Agricultural Research Service

Title: Strawberry Transplant Production and Performance in Annual Plasticulture Production System

Authors
item Takeda, Fumiomi
item Hokanson, S.C. - UNIV OF MN, ST. PAUL
item Swartz, H.J. - UNIV OF MD, COLLEGE PARK
item Perkins-Veazie, P. - USDA-ARS, LANE, OK

Submitted to: Strawberry International Symposium Proceedings
Publication Type: Abstract Only
Publication Acceptance Date: March 10, 2004
Publication Date: September 3, 2004
Citation: Takeda, F., Hokanson, S., Swartz, H., Perkins-Veazie, P. 2004. Strawberry transplant production and performance in annual plasticulture production system. Strawberry International Symposium Proceedings. P. 21.

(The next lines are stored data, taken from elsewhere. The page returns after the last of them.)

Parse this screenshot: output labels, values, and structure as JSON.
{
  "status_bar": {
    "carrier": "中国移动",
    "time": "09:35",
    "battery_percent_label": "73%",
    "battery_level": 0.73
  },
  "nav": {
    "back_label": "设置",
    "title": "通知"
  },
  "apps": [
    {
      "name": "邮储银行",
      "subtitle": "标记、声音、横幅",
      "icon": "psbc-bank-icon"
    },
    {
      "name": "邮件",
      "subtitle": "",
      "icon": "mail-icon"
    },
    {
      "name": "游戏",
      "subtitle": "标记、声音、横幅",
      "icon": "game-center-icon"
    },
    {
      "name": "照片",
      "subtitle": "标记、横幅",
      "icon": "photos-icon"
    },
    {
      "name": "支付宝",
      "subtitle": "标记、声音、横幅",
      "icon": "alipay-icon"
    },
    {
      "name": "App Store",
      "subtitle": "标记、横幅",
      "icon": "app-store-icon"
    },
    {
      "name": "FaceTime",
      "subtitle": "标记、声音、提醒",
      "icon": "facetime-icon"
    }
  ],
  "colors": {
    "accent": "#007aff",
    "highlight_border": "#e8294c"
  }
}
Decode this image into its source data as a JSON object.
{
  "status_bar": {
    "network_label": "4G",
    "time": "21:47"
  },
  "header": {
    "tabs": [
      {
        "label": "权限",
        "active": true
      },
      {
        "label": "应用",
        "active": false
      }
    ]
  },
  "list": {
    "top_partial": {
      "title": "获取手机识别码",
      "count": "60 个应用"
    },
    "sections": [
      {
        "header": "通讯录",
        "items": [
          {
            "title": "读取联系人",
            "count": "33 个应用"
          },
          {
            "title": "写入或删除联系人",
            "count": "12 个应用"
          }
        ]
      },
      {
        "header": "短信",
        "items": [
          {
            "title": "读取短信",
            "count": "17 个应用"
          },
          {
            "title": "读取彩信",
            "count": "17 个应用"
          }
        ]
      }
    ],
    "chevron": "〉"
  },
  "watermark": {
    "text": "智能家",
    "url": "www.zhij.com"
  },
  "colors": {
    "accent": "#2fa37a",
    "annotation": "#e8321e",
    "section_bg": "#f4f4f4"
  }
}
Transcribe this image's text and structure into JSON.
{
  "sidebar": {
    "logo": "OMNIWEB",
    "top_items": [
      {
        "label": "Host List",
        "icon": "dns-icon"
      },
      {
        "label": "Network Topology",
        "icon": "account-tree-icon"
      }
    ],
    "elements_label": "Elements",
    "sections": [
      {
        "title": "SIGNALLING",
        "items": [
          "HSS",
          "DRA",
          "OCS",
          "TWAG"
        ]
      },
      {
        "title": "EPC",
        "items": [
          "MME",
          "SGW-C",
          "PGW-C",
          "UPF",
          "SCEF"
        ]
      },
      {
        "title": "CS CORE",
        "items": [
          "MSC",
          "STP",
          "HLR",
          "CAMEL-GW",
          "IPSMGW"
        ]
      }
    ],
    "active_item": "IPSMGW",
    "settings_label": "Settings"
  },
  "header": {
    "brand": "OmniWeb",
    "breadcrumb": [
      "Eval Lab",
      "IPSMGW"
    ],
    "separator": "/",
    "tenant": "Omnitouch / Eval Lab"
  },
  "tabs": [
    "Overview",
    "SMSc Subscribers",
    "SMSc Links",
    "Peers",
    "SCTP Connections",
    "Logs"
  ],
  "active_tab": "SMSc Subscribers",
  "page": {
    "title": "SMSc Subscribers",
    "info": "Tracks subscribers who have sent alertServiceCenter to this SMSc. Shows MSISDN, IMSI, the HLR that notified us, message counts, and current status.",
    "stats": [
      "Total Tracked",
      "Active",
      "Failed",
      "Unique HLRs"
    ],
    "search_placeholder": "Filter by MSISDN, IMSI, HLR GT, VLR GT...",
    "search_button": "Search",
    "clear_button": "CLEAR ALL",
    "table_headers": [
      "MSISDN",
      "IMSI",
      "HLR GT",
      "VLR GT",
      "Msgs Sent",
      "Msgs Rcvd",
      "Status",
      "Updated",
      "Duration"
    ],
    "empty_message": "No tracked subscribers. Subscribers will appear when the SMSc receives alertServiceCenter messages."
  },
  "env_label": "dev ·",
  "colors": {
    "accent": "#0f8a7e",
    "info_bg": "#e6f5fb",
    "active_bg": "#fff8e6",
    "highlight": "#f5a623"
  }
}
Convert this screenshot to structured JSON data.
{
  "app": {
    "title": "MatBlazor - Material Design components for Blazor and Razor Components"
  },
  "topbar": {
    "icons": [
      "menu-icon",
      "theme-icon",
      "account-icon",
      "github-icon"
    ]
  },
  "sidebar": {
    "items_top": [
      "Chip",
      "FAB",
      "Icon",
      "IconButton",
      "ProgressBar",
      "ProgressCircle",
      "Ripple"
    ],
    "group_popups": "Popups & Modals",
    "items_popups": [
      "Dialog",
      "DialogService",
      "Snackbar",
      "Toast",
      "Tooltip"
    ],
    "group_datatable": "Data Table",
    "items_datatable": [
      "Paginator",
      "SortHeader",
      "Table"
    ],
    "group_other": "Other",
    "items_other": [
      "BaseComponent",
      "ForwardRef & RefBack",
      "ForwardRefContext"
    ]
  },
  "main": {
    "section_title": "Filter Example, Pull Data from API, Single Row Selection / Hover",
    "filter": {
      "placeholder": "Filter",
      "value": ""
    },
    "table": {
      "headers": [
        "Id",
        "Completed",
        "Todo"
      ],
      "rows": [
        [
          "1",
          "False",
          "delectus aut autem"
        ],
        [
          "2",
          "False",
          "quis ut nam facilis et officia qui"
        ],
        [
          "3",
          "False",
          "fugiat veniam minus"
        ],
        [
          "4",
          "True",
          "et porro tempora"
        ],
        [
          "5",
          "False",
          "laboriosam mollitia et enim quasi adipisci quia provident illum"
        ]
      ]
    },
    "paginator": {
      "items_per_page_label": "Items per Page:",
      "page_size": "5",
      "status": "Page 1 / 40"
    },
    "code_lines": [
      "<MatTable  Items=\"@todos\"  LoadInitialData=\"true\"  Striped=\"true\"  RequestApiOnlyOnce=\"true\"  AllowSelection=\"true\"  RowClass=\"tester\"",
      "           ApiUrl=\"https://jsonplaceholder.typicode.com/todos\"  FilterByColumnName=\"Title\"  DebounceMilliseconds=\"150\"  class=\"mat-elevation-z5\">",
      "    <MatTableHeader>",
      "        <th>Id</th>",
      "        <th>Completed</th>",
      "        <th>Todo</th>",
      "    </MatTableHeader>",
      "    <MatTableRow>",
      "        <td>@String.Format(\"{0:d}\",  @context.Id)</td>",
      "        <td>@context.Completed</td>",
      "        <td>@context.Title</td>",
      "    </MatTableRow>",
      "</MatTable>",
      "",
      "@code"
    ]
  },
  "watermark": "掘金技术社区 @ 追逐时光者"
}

Technical Abstract: Tissue culture-propagated 'Chandler' plants were grown in a protected environment to produce stolons. July plantlets were immediately stuck in cell packs and placed under mist sprinklers, or cold stored at 2 ºC for 30 days and then plugged. Among the July transplants, some were kept in the greenhouse until field planting in mid-September and others were moved to a cold room in early August for 5 weeks Plantlet size and position on the stolon affected rooting and quality of transplants. Cold-stored plantlets developed fewer roots than plantlets plugged fresh in July or August. In the field, % plant survival was reduced by cold treatment. Transplants that were produced from plantlets harvested in July and cold-stored developed more stolons than transplants from July- and August-harvested plantlets that were not exposed to cold treatments. All transplants from plantlets harvested in July and propagated without cold treatment bloomed by November. Fruit production ranged from 521 to 703 g per plant during a 4-week harvest in the spring. 'Chandler' plants from plantlets that weighed 10 g produced only 10% greater yield than those that weighed < 1.0 g. Plants generated from plantlets plugged in July produced 26% more fruit than plants plugged in August. Greenhouse soilless systems can be used to grow 'Chandler' mother plants for generating plantlets and transplants for annual plasticulture in colder climates. 'Chandler' plants produced in July can yield a late fall crop under high tunnels and more fruit in the spring than August-plugged transplants.